Imagine a bucket with a hole in the bottom. That’s how we manage the jobs that we get within the service, or calls as we refer to them, using a leaky bucket. It could be a shiny read bucket with a strong wire handle and comfortable wooden grip or an old galvanised bucket with a rusty base that makes a reassuring clang when you put it on the ground. It really doesn’t matter.
Either way the bucket fills up at the top and leaks out of the bottom. Calls are logged through our Service Desk system at the top and are fixed at the bottom. The more astute amongst you will realise that there are two parameters at work here, the rate at which the jobs come in, or flow, and the rate at which we are able to fix them.
You would expect there to be variation in these rates as we work in a chaotic system. The rate of flow will wax and wane depending upon the natural cycle of the business and any changes to the technology. The rate of fix will vary depending upon the resource we have and the easiness of the calls to fix. If the rate of calls is higher than the rate at which we can fix then the bucket should gradually fill up and if it drops below that rate then the bucket should gradually empty.

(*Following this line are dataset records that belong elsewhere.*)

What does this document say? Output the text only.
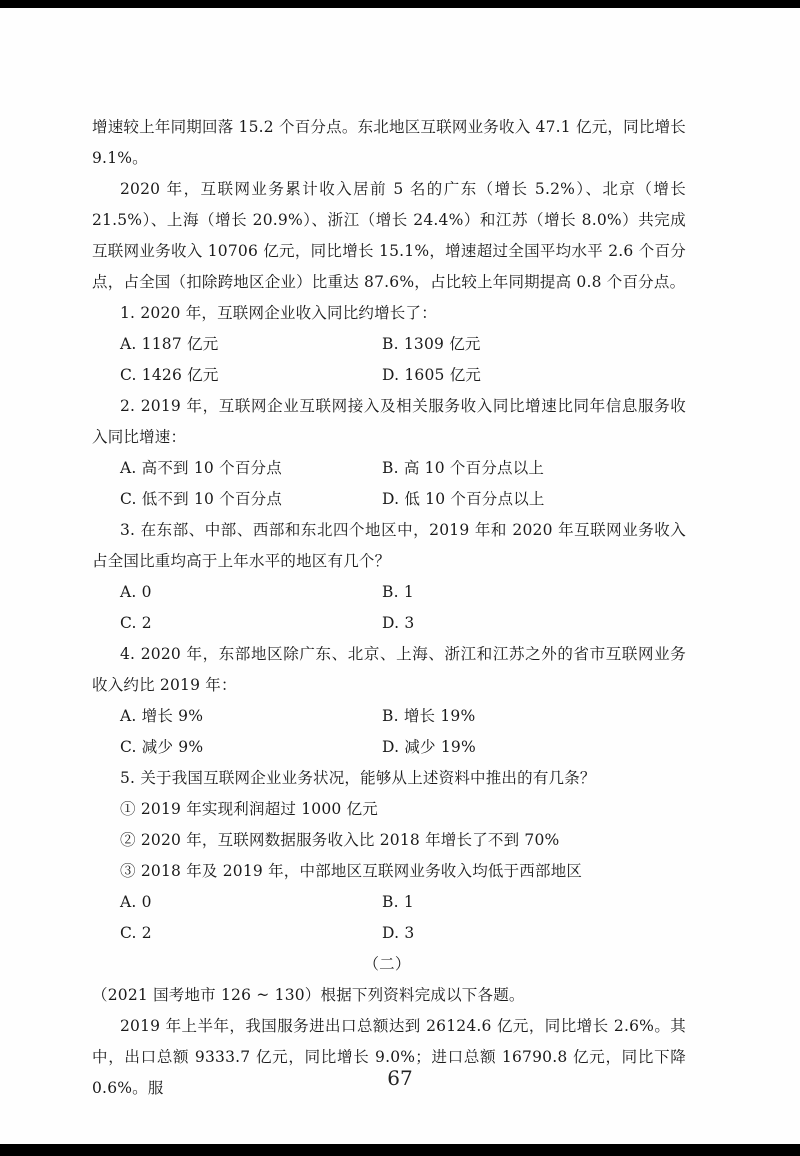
增速较上年同期回落 15.2 个百分点。东北地区互联网业务收入 47.1 亿元，同比增长 9.1%。

2020 年，互联网业务累计收入居前 5 名的广东（增长 5.2%）、北京（增长 21.5%）、上海（增长 20.9%）、浙江（增长 24.4%）和江苏（增长 8.0%）共完成互联网业务收入 10706 亿元，同比增长 15.1%，增速超过全国平均水平 2.6 个百分点，占全国（扣除跨地区企业）比重达 87.6%，占比较上年同期提高 0.8 个百分点。

1. 2020 年，互联网企业收入同比约增长了：

A. 1187 亿元	B. 1309 亿元
C. 1426 亿元	D. 1605 亿元

2. 2019 年，互联网企业互联网接入及相关服务收入同比增速比同年信息服务收入同比增速：

A. 高不到 10 个百分点	B. 高 10 个百分点以上
C. 低不到 10 个百分点	D. 低 10 个百分点以上

3. 在东部、中部、西部和东北四个地区中，2019 年和 2020 年互联网业务收入占全国比重均高于上年水平的地区有几个？

A. 0	B. 1
C. 2	D. 3

4. 2020 年，东部地区除广东、北京、上海、浙江和江苏之外的省市互联网业务收入约比 2019 年：

A. 增长 9%	B. 增长 19%
C. 减少 9%	D. 减少 19%

5. 关于我国互联网企业业务状况，能够从上述资料中推出的有几条？

① 2019 年实现利润超过 1000 亿元

② 2020 年，互联网数据服务收入比 2018 年增长了不到 70%

③ 2018 年及 2019 年，中部地区互联网业务收入均低于西部地区

A. 0	B. 1
C. 2	D. 3

（二）

（2021 国考地市 126 ~ 130）根据下列资料完成以下各题。

2019 年上半年，我国服务进出口总额达到 26124.6 亿元，同比增长 2.6%。其中，出口总额 9333.7 亿元，同比增长 9.0%；进口总额 16790.8 亿元，同比下降 0.6%。服	67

But our bucket has a couple of special features, ones which I just cannot explain.
Firstly, within a very small tolerance the service is able to vary the rate of fix to match the rate of calls coming in. That is the bucket leaks at the same rate, more or less as it fills. The greater the number of jobs arriving then the greater the rate of fix and as the flow tails off then our ability to resolve issues drops off accordingly.
Secondly, it doesn’t matter how empty or full the bucket is, the volume of calls inside will rise or fall until it eventually arrives at or around at its own level. It is as if there is some invisible mark inside the bucket which everyone within the service knows where to fill to.
Nobody decides how fast the rate of resolution should be. No one decides how full the bucket should be either. We don’t set targets though we do have service level agreements. It is a self organising system apparently driven by the wisdom of the crowd, our hive-mind perhaps.
So, the rate of flow-in nearly always matches the rate of flow-out yet we always maintain a tail of outstanding jobs to be done. It is inevitable that we should always have some outstanding work as some jobs will take longer or rely on external parties to resolve.
What I need to understand is why, if we use exactly the same resource as we do today, can we not fix nearly every call as it comes in? Is it something inherent in the system or is it the accumulation of hundreds and thousands of tiny changes in behaviour, speeding up and easing off, that create a relatively stable situation?
Ah, the beauty that is chaos! Can anyone help?